The exchange program, which was established after the end of the Cold War, provides scholarships for students from the former Soviet Union to live with an American family and study at an American high school.
Nearly 240 Russian students are in the program.
But last week, Russia abruptly announced that it was withdrawing after one of its students sought asylum in the United States on the grounds that he would face persecution at home because he is gay.
American officials said Tuesday that half of the slots that would have gone to Russian students during the next academic year would instead be allocated to Ukrainians.
Ukraine currently has 204 exchange students in the program, and the decision will expand that number to more than 300.
The remainder of the Russian slots will go to Georgia, Moldova and Armenia.
Victoria Nuland, the State Department’s top official for European and Eurasian affairs, disclosed the change in a speech on Tuesday at Shevchenko University in Kiev, Ukraine.
“The Russian Federation made the decision last week,” Ms. Nuland said, “to deny their own citizens the opportunity to study in the United States.”
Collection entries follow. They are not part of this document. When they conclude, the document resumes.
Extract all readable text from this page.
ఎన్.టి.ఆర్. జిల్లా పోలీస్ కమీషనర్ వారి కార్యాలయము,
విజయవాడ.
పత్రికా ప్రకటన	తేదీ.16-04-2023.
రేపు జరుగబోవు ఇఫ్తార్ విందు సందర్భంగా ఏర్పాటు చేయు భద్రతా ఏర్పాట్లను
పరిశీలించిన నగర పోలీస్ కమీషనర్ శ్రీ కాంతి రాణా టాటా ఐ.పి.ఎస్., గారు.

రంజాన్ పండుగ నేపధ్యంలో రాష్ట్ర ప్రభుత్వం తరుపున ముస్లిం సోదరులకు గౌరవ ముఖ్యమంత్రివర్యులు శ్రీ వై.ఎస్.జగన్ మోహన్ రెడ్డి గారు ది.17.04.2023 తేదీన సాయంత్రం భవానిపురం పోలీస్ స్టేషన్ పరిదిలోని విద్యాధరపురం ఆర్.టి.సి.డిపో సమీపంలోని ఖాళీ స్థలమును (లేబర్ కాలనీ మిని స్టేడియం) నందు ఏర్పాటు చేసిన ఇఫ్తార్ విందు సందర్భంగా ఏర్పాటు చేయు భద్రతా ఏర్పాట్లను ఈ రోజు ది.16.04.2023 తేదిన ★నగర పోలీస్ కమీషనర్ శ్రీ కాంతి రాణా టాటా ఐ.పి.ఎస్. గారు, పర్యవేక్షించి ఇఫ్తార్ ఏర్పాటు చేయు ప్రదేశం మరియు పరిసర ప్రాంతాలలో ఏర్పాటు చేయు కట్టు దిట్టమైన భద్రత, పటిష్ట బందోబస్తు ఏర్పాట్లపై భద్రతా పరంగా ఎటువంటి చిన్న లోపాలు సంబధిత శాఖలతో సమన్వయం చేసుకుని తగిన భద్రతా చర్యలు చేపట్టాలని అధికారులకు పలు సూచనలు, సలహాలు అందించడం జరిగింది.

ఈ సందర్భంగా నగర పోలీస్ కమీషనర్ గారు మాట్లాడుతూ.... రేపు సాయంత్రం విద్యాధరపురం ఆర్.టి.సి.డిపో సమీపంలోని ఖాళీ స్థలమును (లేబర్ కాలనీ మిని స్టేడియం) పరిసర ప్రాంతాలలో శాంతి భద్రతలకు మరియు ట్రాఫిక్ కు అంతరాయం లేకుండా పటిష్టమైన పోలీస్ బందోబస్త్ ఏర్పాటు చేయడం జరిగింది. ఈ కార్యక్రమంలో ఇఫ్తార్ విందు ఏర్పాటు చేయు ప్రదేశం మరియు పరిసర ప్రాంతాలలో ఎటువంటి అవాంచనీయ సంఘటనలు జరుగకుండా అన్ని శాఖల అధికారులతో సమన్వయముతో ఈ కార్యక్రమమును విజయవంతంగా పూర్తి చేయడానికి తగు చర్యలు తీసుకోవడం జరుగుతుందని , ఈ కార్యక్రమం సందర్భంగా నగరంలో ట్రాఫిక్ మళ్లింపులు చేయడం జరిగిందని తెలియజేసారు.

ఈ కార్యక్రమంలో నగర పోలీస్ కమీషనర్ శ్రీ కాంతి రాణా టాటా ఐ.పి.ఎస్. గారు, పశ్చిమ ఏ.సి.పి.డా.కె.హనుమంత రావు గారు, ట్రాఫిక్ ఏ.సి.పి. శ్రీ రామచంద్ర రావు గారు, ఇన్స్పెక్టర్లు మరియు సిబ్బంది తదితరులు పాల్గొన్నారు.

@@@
“We hope that we’ll be able to restore our program in Russia in the not-too-distant future,” she added.
“But in the meantime, we will have more than 100 extra high school slots for Ukrainians.”
Russian students currently in the United States will be allowed to complete the academic year here.
“We also hope Russia will reconsider,” said Lisa Choate, the executive vice president of the American Councils for International Education, which runs the program.
“Meanwhile, we do expect the Ukrainian program to grow.”
The program is highly competitive, and the 769 students who enrolled this year were picked from about 40,000 applicants.
Former Senator Bill Bradley, the New Jersey Democrat, played a critical role in creating the program, which was established in 1992 and is financed by the United States government.
Susan Reed, the supervising lawyer with the Michigan Immigrant Rights Center, who is representing the student at the center of the dispute, declined to provide many details about the case, citing privacy concerns.
She said the student, who is 17, “was afraid to go home” and had been put in federal custody through the Department of Health and Human Services Office of Refugee Resettlement.
The teenager, Ms. Reed said, has been placed by the government into foster care.